Louis Aragon
A major figure in the avant-garde movements that shaped French literary and visual culture in the 20th century, Louis Marie Alfred Antoine Aragon was born in the Beaux Quartiers arrondissement of Paris in 1897. His parents were unmarried, and Aragon grew up believing his mother was his sister, his father his guardian, and his grandmother his foster mother. A precocious student, Aragon completed his first novel as a young boy and later studied at the Lycée Carnot in Paris, where he earned degrees in Latin and philosophy. In 1917, he enrolled in the Faculté de Médecine de Paris and met André Breton. Aragon’s writing also came to the attention of Guillaume Apollinaire during this time. Aragon was drafted into World War I, eventually earning a medal for bravery, and soon began writing poems. In 1919, Breton and Aragon edited the first issue of Littérature with fellow poet Philippe Soupault, giving birth to the Paris-based version of Dada. Aragon staged Dada events throughout the 1920s, publishing collections of poetry such as Feu de joie (1920) that reflected a Dadaesque interest in the absurd. He also began publishing novels such as Anicet ou le panorama (1921) and Les Aventures de télémaque (1922).

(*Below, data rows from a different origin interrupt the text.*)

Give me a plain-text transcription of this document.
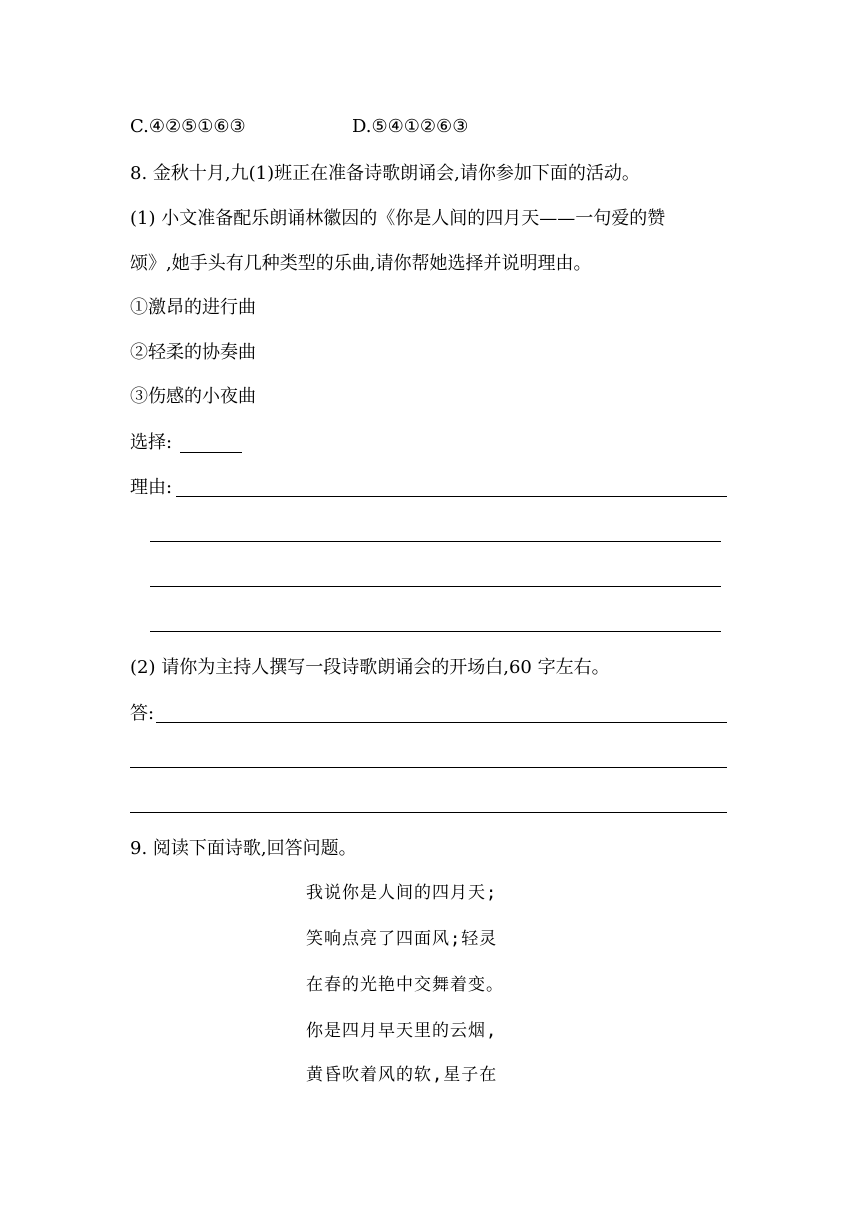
C.④②⑤①⑥③	D.⑤④①②⑥③
8. 金秋十月,九(1)班正在准备诗歌朗诵会,请你参加下面的活动。
(1) 小文准备配乐朗诵林徽因的《你是人间的四月天——一句爱的赞
颂》,她手头有几种类型的乐曲,请你帮她选择并说明理由。
①激昂的进行曲
②轻柔的协奏曲
③伤感的小夜曲
选择:
理由:
(2) 请你为主持人撰写一段诗歌朗诵会的开场白,60 字左右。
答:
9. 阅读下面诗歌,回答问题。
我说你是人间的四月天;
笑响点亮了四面风;轻灵
在春的光艳中交舞着变。
你是四月早天里的云烟,
黄昏吹着风的软,星子在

By the mid-1920s, Aragon and Breton had turned their attention to surrealism. Aragon’s Le Mouvement perpétuel, poèmes (1920–1924) (Perpetual Motion: Poems [1920–1924]) was a manifesto and poetics of the new movement. In the work Le Con d'Irène (1928), Aragon spoke to the influence of automatic writing: “What I am thinking naturally expresses itself. Everyone's language differs each from each. I for example do not think without writing, which is to say that writing is my method of thinking.” In 1928, Aragon also met Elsa Triolet, the sister-in-law of Vladimir Mayakovsky. Aragon and Triolet fell in love and remained committed to one another—and increasingly, radical politics—for the rest of their lives. Triolet’s commitment to communism strengthened Aragon’s, and he began his series Le Monde reel, a surrealist political work that uses social realism to attack bourgeois literary and cultural norms. The books that comprise the series are frequently seen as forerunners of the nouveau roman movement in French literature of the 1960s. Aragon was drafted into World War II and again won commendation for his bravery, including leading a daring escape of 30 men from German forces. Demobilized by 1940, Aragon worked for the resistance, writing pamphlets, editorials, and poetry.
After the war, Aragon wrote a number of nonfictional studies, monographs, translations, and books on history, politics, art, and culture. In all, he would publish more than 100 books during his lifetime, as well as several posthumous volumes. He was one of the most important writers in post-war France, and his spirit as well as his writing did much to shape the intellectual landscape. He continued to write prolifically until his death in 1982.